UK plc tops the bidding wars

It was followed by France, which acquired Pounds 92.7bn worth of the world’s businesses, the North America with Pounds 92bn and Germany with Pounds 42bn. In terms of regional bidding activity Western European countries outbid all other regions with outward investment at Pounds 216bn, up from Pounds 153bn in 1999.

The UK’s Pounds 228bn total was boosted by Vodafone’s Pounds 116bn acquisition of Mannesman, the biggest deal of the year, according to KPMG’s analysis of cross-border mergers and acquisitions activity in 2000.

A total of Pounds 151bn of European investments flowed into the US, with only Pounds 59bn making the reverse journey across the Atlantic, a ratio of two-and-a-half to one. All in all, European plcs made 453 acquisitions of US companies a 20% increase on 1999.

John Griffith-Jones, European head of KPMG corporate finance said European companies were now more willing than ever to invest outside their own borders.

He said this was a realisation on the part of European corporates that ‘to be a serious global player you need to capture market share in the US’.

Telecommunications and broadcasting was, as expected, the sector which saw the most mergers and acquisitions activity as it targeted over a third of all deals, with the financial sector targeting Pounds 107bn.

However, is was the computers and electronics sector that made a massive leap, which saw bidding activity increase, by Pounds 30bn to Pounds 79bn, an increase of nearly 62% from 1999. Manufacturing also registered strong growth, climbing to Pounds 69bn, an increase of 22%, while the most notable drop occurred in pharmaceuticals, which could not replicate last year’s deals like the Astra Zeneca merger, and tumbled to Pounds 24bn.

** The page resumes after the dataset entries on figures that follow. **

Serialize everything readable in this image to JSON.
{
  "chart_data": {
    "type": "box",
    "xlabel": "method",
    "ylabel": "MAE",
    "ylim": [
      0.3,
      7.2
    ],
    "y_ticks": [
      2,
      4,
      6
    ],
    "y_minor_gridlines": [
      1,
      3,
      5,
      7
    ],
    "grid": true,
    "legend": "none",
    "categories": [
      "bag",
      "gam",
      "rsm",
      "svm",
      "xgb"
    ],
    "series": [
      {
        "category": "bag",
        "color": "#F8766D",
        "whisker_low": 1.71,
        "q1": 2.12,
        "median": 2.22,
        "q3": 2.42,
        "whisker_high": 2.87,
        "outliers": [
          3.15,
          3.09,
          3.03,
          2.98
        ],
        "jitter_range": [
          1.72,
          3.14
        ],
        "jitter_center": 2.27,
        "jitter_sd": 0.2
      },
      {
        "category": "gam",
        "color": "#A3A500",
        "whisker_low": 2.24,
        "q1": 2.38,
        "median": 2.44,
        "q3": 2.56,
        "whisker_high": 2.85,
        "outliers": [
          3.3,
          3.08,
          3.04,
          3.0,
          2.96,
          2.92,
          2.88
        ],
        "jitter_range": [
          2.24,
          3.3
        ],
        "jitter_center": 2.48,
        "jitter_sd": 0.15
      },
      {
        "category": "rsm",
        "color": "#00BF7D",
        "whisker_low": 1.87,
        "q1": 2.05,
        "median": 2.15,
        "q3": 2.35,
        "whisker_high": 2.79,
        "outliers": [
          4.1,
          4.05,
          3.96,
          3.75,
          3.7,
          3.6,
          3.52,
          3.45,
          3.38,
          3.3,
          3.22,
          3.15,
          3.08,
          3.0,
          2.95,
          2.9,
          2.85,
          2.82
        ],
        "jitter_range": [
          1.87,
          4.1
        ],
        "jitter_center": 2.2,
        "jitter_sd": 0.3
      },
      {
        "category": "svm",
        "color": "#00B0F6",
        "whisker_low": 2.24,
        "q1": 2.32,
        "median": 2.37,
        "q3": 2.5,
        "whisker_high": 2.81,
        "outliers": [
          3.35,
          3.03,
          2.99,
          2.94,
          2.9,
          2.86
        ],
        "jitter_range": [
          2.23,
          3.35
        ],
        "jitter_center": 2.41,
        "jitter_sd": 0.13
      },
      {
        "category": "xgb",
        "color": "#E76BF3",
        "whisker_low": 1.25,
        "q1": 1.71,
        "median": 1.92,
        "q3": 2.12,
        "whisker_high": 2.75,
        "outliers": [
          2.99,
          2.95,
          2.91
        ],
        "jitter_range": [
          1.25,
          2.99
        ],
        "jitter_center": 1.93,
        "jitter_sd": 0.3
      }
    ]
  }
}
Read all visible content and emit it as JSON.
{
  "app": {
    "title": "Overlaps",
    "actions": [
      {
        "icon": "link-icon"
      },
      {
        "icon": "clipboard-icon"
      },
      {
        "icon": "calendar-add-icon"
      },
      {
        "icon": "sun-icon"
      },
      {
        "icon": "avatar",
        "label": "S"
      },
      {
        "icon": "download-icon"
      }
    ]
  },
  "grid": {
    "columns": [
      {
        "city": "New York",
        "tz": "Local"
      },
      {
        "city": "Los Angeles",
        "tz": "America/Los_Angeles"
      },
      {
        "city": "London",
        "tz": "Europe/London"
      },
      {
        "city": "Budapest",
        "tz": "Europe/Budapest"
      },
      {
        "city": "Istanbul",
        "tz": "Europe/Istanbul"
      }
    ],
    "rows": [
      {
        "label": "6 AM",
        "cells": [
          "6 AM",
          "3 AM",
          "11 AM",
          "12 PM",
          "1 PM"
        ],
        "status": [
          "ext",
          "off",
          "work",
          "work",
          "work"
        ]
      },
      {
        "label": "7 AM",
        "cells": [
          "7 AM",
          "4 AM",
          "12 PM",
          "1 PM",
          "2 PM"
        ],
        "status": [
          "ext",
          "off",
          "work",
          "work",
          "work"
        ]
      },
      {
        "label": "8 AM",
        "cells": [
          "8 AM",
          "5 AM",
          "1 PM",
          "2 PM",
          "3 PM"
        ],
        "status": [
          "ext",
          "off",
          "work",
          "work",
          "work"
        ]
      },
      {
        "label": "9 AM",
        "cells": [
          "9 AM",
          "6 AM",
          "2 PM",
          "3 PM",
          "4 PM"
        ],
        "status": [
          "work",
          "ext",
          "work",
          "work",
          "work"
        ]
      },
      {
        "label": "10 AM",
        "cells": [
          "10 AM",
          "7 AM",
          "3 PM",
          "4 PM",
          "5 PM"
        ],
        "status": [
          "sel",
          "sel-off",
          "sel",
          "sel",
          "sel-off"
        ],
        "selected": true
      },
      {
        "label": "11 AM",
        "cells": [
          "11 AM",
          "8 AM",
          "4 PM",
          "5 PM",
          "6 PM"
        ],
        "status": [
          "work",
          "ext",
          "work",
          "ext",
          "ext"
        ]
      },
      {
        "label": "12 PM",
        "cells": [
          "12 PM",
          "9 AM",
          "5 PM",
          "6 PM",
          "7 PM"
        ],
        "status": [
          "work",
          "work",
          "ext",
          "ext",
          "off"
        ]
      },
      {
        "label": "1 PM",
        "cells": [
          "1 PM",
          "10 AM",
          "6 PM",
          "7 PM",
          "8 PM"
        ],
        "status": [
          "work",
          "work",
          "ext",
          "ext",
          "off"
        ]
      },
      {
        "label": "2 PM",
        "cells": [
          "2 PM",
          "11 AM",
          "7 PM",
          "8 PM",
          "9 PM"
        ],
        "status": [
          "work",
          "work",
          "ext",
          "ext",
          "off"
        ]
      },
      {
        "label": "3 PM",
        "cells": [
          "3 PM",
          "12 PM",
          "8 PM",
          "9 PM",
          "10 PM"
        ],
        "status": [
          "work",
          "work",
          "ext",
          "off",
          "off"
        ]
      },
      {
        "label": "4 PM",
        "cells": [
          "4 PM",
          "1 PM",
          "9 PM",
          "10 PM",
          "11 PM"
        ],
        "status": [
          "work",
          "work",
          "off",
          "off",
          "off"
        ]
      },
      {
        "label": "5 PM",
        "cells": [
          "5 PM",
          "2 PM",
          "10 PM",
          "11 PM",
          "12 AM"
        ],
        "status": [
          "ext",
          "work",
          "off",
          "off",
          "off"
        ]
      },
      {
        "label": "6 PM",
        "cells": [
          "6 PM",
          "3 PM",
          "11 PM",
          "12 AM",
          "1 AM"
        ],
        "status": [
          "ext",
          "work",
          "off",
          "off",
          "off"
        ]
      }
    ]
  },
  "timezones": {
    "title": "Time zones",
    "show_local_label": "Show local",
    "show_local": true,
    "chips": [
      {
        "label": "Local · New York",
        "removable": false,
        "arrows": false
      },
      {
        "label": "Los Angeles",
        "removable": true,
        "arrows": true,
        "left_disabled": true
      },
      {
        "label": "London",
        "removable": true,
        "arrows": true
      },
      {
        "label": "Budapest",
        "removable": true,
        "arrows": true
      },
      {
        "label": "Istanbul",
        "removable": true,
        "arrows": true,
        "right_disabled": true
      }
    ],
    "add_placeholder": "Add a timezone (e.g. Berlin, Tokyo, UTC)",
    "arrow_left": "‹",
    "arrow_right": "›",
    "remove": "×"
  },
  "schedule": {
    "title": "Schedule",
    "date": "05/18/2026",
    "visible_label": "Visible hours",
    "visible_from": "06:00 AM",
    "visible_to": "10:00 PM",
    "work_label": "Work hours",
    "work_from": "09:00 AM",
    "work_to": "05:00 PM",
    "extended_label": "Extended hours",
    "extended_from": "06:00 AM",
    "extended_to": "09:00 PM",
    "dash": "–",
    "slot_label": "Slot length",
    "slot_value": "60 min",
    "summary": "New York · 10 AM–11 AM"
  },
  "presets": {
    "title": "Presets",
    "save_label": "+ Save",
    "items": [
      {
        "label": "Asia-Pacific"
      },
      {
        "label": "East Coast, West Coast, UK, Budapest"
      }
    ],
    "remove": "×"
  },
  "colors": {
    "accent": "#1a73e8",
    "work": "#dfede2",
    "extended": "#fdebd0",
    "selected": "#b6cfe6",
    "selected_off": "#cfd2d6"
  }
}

Commenting on these figures, Griffith-Jones, said analysts were too quick to dismiss the old economy, but ‘the pressure of globalisation, low cost production and shared technology’ were now more pressing than ever.

However he doubted the telecoms sector could sustain a similar level of activity in 2001, as the high prices paid for third generation mobile phone licenses had left European telecommunications companies with high levels of debt.

‘This coupled with recent borrowing restrictions is likely to curtail activity,’ he added.

Predictions for merger and acquisition activity in 2001 were generally bearish, following a 33% fall in cross border deals in the fourth quarter of 2000.

However, according to Griffith Jones, because of the recent strengthening of the euro, and a predicted early weakening in the US economy, the European acquisitive drive into North America is expected to continue.